Some of the key results of the study are:
Almost 90% consider homophobia and particularly transphobia in sport a current problem.
20% refrain from participating in a sport of interest due to their sexual orientation and/or gender identity. This is most frequently the case for trans people (54%) and refers predominantly to football/soccer, dancing, swimming, and boxing.
One third of respondents who are active in sports have not reveled their sexual orientation or gender identity respectively to anybody in the sporting environment. This percentage is higher in Italy (41%) and Hungary (45%).
16% of respondents who are currently active in any sports have had at least one negative personal experience in the last 12 months that was related to their sexual orientation or gender identity. The share is higher among trans people – especially among trans women (46%).

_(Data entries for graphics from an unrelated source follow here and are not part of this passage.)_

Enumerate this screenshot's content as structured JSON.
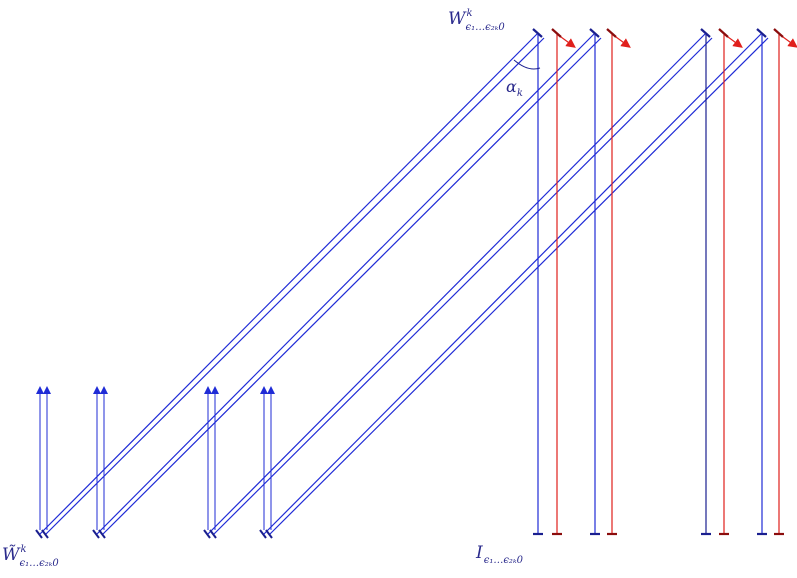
{
  "labels": {
    "w_top": {
      "main": "W",
      "sup": "k",
      "sub": "ϵ₁…ϵ₂ₖ0"
    },
    "w_bottom": {
      "main": "W̃",
      "sup": "k",
      "sub": "ϵ₁…ϵ₂ₖ0"
    },
    "angle": {
      "main": "α",
      "sub": "k"
    },
    "i_bottom": {
      "main": "I",
      "sub": "ϵ₁…ϵ₂ₖ0"
    }
  },
  "colors": {
    "blue": "#1f2bd6",
    "dark_blue": "#1a1f8f",
    "red": "#e0201c",
    "dark_red": "#8b0d0d",
    "label": "#2a2a8c"
  }
}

Of those with negative experiences, verbal insults (82%) and structural discrimination (i.e. unequal opportunities) (75%) are the most common forms of homo-/transphobic incidents that were indicated. Verbal threats (44%), e-bullying (40%), physically “crossing the line” (i.e. being shoved and/or pushed) (36%) and physical violence (20%) are also common experiences.
More than a third of respondents do not know an organisation or individual to contact in instances of being discriminated against in a sports context.
The three actions that are most often supposed by respondents to be helpful to tackle homo-/transphobic discrimination in the field of sport: (a) famous sports stars coming out, (b) high profile anti-homophobia/transphobia campaigns and (c) diversity trainings.
Based on these survey findings, umbrella sport organisations and sport federations are currently being interviewed about their strategies in tackling homo-/transphobic discrimination in the field of sport. The results of this substudy will be published on the 8th of November 2019 at the final Outsport Conference in Budapest.